North Dakota State University researcher and professor Aaron Daigh and his team compared the effects of three common conservation tillage systems to the traditional method of a chisel plow with field cultivation:
- Shallow vertical till
- Strip till using shanks
- Strip till using coulters
After four years, researchers observed that yields rarely, if ever, differed among the four tillage systems at any of the farms. Still, change is never easy. The study by Daigh and his team suggests that adapting conservation tillage practices will not cause yield losses. In fact, conservation tillage practices will lower on-farm costs while preserving long-term productivity.
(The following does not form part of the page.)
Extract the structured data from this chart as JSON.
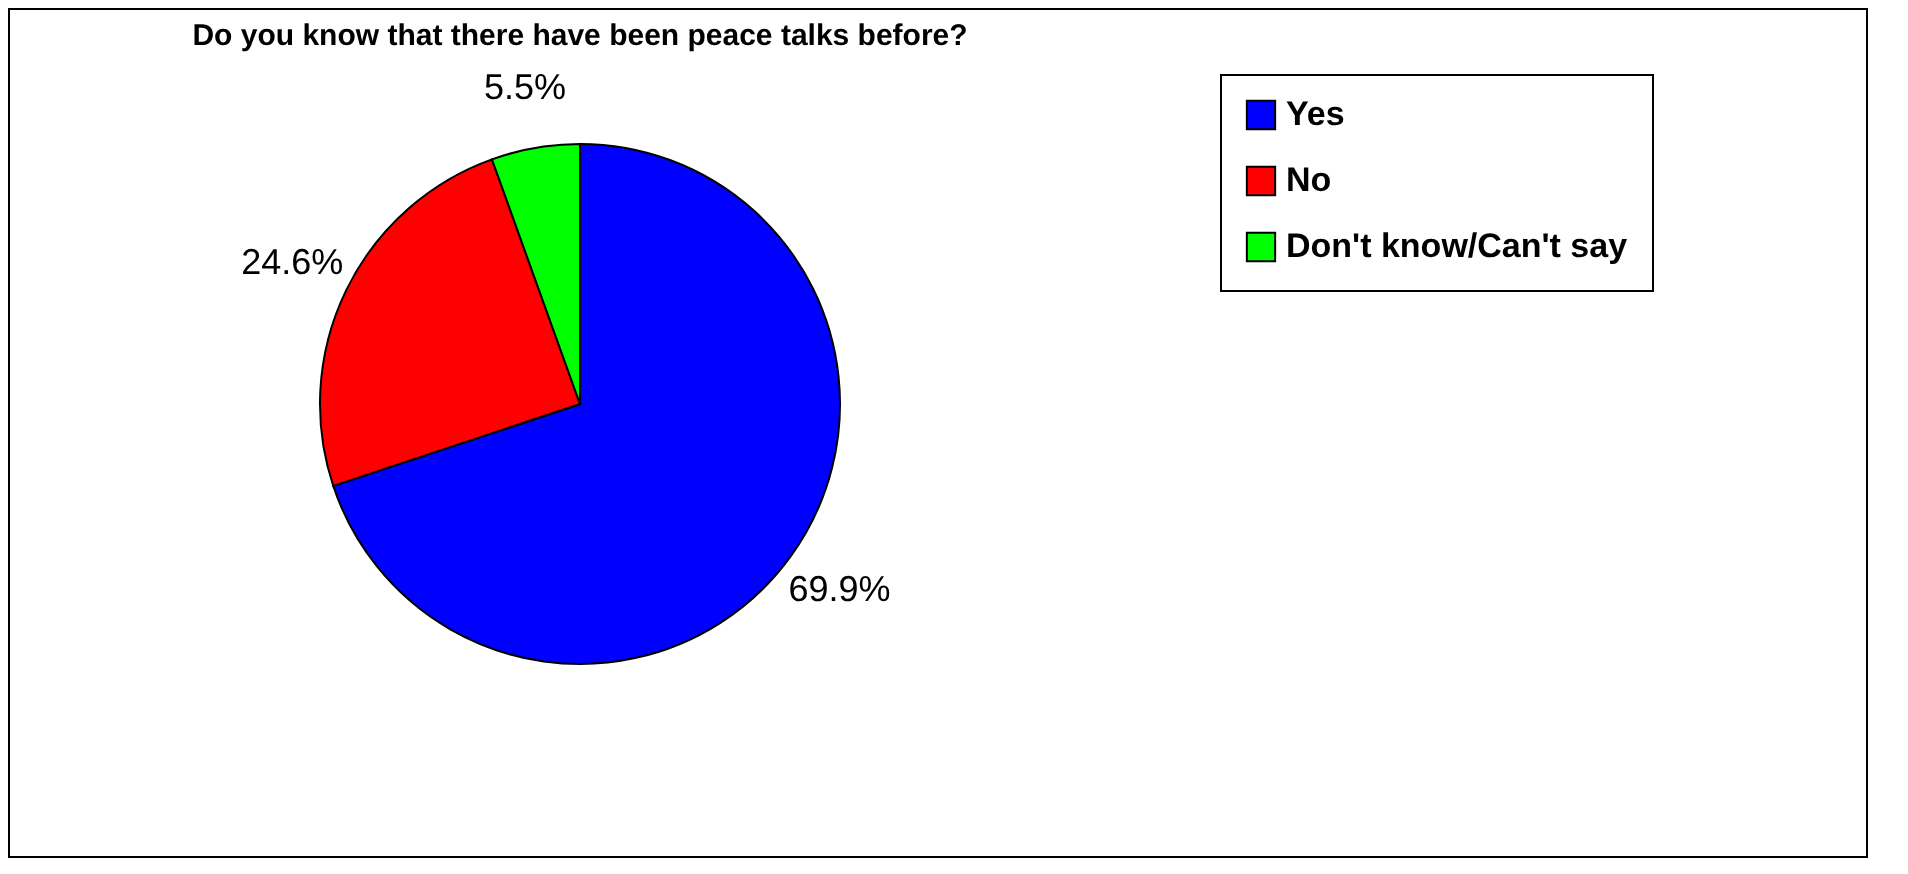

“These results may ease farmers’ concerns about switching to conservation tillage,” says Daigh. “Perhaps more farmers will consider if conservation tillage practices are a good fit for their operations.”
“I encourage farmers who are interested, but hesitant, to try conservation tillage practices on one field to get more accustomed to the new system,” he says. “Then, try it out on more fields until you get your farm designed to meet your needs and goals.”
As always, the whole picture should be evaluated before making on-farm decisions. “It’s not just about yield. Economics and crop-residue for erosion protection should also guide farmer decisions.”
The research team continues to investigate, now looking into incorporating cover crops into reduced tillage practices.